"Gene Fusion" Mutation Uses Three-Way Mechanism To Drive Childhood Brain Cancers
A powerful, three-way mechanism by which a mutation drives the growth of childhood brain cancers, was discovered by scientists from the Perelman School of Medicine at the University of Pennsylvania and The Children’s Hospital of Philadelphia (CHOP). The team hopes the discovery will lead to better methods for diagnosing and treating these cancers, which cannot always be cured with surgery.
“Treating pediatric brain cancer patients with the wrong chemotherapy can cause lasting harm, and this finding should enable us to avoid that in many cases through a more accurate diagnosis,” said study co-leader Adam C. Resnick, PhD, an assistant professor of Neurosurgery at Penn Medicine. He expects that the finding also will lead to discoveries of similar tumor-driving mechanisms in other forms of cancers in both children and adults.
The study, published online in Nature Genetics this week, emerged from a multi-center collaborative effort led by Penn, CHOP, and the Dana Farber Cancer Institute. The broad aim of the collaboration has been to gain a more detailed understanding of the genomic abnormalities underlying the most common childhood brain cancers, known as pediatric low-grade gliomas.
Researchers already know that certain sub-types of these gliomas are driven mostly by mutations or duplications to genes in the growth-related, mitogen-associated protein kinase (MAPK) pathway. Drugs that block MAPK signaling are beginning to be investigated in clinical trials with pediatric patients. In this study, however, Resnick and his colleagues sought to characterize abnormalities in pediatric gliomas sub-types that are not driven by MAPK-pathway mutations.
With dozens of laboratories collaborating in the study, the team was able to put together the largest-ever genomic dataset from these rare tumors, comprising 249 cases. They found that besides MAPK-related alterations the most common genetic abnormalities were those involving a growth-driving gene, MYB, which normally is active only during the fetal phase of life.
The MYB alterations were especially frequent in one particularly rare pediatric glioma subtype, angiocentric glioma. In fact, all of the 19 angiocentric glioma samples had detectable MYB alterations, and there was evidence that most of these alterations involved one specific abnormality: a deletion of chromosomal DNA that left one end of MYB fused to a normally separate gene, QKI.

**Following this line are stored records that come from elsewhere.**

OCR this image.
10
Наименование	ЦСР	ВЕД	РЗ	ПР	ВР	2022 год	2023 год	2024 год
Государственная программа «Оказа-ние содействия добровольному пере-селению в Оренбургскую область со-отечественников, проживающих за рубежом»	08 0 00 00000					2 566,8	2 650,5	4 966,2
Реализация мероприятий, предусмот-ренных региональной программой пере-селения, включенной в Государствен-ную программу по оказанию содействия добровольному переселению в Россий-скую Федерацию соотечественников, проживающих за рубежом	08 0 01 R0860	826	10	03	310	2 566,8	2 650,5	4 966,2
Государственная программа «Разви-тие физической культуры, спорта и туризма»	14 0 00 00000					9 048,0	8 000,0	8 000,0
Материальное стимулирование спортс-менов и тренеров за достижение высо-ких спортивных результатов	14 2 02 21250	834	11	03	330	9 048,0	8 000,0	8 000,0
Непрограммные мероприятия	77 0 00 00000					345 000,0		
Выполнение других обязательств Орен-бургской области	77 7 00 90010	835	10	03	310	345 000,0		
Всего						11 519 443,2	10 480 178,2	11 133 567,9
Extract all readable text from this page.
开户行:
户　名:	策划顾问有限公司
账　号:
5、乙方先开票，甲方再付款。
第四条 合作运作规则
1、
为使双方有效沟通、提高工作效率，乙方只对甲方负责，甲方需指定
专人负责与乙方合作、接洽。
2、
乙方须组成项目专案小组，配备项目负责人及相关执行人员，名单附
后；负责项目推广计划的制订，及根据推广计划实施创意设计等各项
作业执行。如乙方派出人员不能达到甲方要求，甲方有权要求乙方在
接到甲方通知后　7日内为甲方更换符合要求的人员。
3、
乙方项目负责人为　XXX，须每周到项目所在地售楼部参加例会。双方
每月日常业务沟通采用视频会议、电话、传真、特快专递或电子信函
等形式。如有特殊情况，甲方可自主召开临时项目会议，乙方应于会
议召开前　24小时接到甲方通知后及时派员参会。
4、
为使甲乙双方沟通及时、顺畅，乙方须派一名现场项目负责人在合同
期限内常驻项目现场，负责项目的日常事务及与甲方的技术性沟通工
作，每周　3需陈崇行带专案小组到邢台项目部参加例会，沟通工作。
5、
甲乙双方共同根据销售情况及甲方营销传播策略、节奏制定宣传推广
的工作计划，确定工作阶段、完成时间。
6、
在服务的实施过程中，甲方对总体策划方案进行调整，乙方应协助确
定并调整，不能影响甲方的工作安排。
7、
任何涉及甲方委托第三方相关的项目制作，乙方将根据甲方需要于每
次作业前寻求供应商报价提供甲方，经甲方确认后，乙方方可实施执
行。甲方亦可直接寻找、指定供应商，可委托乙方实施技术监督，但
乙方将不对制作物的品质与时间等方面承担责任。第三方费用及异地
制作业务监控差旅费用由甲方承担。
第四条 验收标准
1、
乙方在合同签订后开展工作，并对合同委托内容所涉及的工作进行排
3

Investigating further, the team found that the MYB-QKI gene fusions appeared to be driving these brain tumors in three different ways.
First, although MYB is normally not expressed in the developed human brain, the gene arrangement in angiocentric gliomas leads to abnormal expression and transcriptional activity of MYB via the MYB-QKIgene fusion—and indeed the fused MYB-QKI works as an oncogene to drive tumor formation.
Second, the fusion deletes enough of QKI to disrupt its chief function, which appears to be tumor suppression, thus QKI fails to exert its usual braking effect when the rate of cell division becomes aberrant.
The third, most new and interesting mechanism turned out to involve a combination of elements from the two genes. “We found that the fusion event brings QKI-related enhancer elements close enough to MYB’s promoter region to activate it, thereby driving MYB-QKI expression,” said Payal Jain, a PhD student in the Cell and Molecular Biology program at Penn and working in Resnick’s laboratory. In addition, MYB-QKIcan drive its own expression, propelling a positive feedback loop in these tumors.